A team of Chilean scientists has discovered in Antarctica about 20 unknown bacteria that are highly resistant to antibiotics, which could alter their resistance to other microorganisms, thus endangering global health.
Andres Marcoletta, an assistant professor in the Department of Biology at the University of Chile, made two trips to the Antarctic Peninsula and the South Shetland Islands between 2017 and 2019, along with researcher McGregor Vers and his assistant Alexis Gate.
Modern equipment for measuring shovels, sterile containers and environmental parameters sought to determine how resistant the microorganisms they lived there were to bacteria from other environments.
After collecting hundreds of local bacteria, about 20 were found to be completely unknown and possessing “hyper resistance” properties, Marcoletta explained to AFP.
To determine their incredible resistance, the scientists developed 12 samples and exposed them to various types of antibiotics used to treat infectious diseases and to metals with bactericidal properties such as copper, arsenic or cadmium.
“Practically no antibiotics have an effect on these bacteria. They have many anti-inflammatory properties. Perhaps this resistance helps in their natural environment to resist other toxic compounds,” Marcoleta said.
“Many of them (bacteria) are multifaceted to classic antibiotics or form a metabolite, which has antibiotic activity against some clinically interested bacteria,” said Dr. Varos.
Scientists are concerned about this new finding because “we are increasingly diagnosing infections caused by bacteria that are highly resistant to the substances available today to treat these infections,” Marcoletta said.
‘Superbug’ infections killed 1.2 million people in 2019, according to a study published in the January issue of the prestigious British Medical Journal. The Lancet.
Meanwhile, the WHO (World Health Organization) announced a global health crisis facing antimicrobial resistance and formed a task force to study alternative therapies.
“These antibodies to Antarctic bacteria can be acquired by pathogenic bacteria (causing disease), which can cause serious health problems worldwide,” the study said.
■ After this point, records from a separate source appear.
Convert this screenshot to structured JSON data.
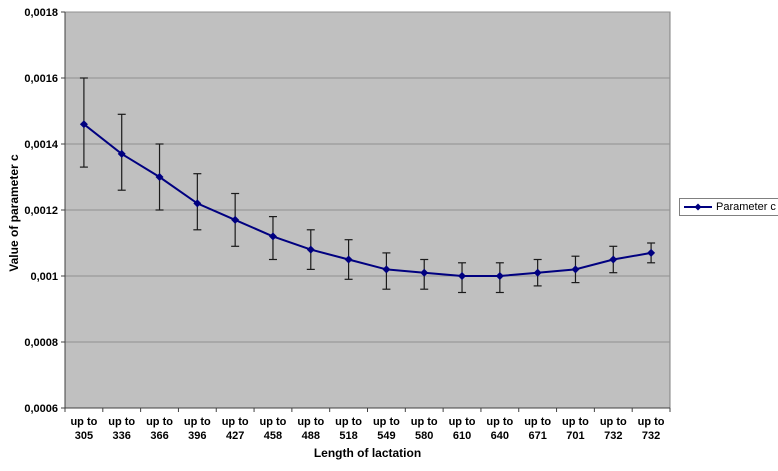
{
  "chart_data": {
    "type": "line",
    "title": "",
    "xlabel": "Length of lactation",
    "ylabel": "Value of parameter c",
    "x_tick_prefix": "up to",
    "categories": [
      "305",
      "336",
      "366",
      "396",
      "427",
      "458",
      "488",
      "518",
      "549",
      "580",
      "610",
      "640",
      "671",
      "701",
      "732",
      "732"
    ],
    "series": [
      {
        "name": "Parameter c",
        "marker": "diamond",
        "values": [
          0.00146,
          0.00137,
          0.0013,
          0.00122,
          0.00117,
          0.00112,
          0.00108,
          0.00105,
          0.00102,
          0.00101,
          0.001,
          0.001,
          0.00101,
          0.00102,
          0.00105,
          0.00107
        ],
        "error_upper": [
          0.0016,
          0.00149,
          0.0014,
          0.00131,
          0.00125,
          0.00118,
          0.00114,
          0.00111,
          0.00107,
          0.00105,
          0.00104,
          0.00104,
          0.00105,
          0.00106,
          0.00109,
          0.0011
        ],
        "error_lower": [
          0.00133,
          0.00126,
          0.0012,
          0.00114,
          0.00109,
          0.00105,
          0.00102,
          0.00099,
          0.00096,
          0.00096,
          0.00095,
          0.00095,
          0.00097,
          0.00098,
          0.00101,
          0.00104
        ]
      }
    ],
    "ylim": [
      0.0006,
      0.0018
    ],
    "y_ticks": [
      {
        "value": 0.0006,
        "label": "0,0006"
      },
      {
        "value": 0.0008,
        "label": "0,0008"
      },
      {
        "value": 0.001,
        "label": "0,001"
      },
      {
        "value": 0.0012,
        "label": "0,0012"
      },
      {
        "value": 0.0014,
        "label": "0,0014"
      },
      {
        "value": 0.0016,
        "label": "0,0016"
      },
      {
        "value": 0.0018,
        "label": "0,0018"
      }
    ],
    "grid": true,
    "legend_position": "right",
    "colors": {
      "plot_bg": "#c0c0c0",
      "plot_border": "#808080",
      "gridline": "#909090",
      "series_line": "#000080",
      "error_bar": "#1a1a1a",
      "axis": "#404040",
      "text": "#000000",
      "page_bg": "#ffffff",
      "legend_border": "#808080"
    }
  }
}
The science of the total environment.
Among the bacteria of special interest are Pseudomonas in the soil of the Antarctic Peninsula and relatives of others living in urban areas, Marcoletta describes as the cause of serious diseases such as cystic fibrosis.
But how can these bacteria be harmful to humans?
“Fortunately, everything points to the fact that the so-called Pseudomonas aeruginosa is not pathogenic, but can act as a source of resistant genes and translate the pathogen relatively easily to Pseudomonas,” the study added.
In this case, he warns, “we will have a health problem because there will be new immune genes that contribute to this crisis of antibiotic resistance.”
Experts say that knowing the genes of these bacteria in Antarctica could help shape potential new antibiotics.
Bacteria and climate change
Scientists have begun a new study trying to determine how these bacteria could be transported from Antarctica to other parts of the world.
“The Antarctic Peninsula, which we continue to explore, is one of the most vulnerable areas to ice melting caused by climate change,” says Marcoletta.
Year after year and at breakneck speed, the soil dissolves, exposing reservoirs of resistant genes.
Researchers want to determine how this condition affects bacteria and whether their genetic information can be transmitted by plants or animals.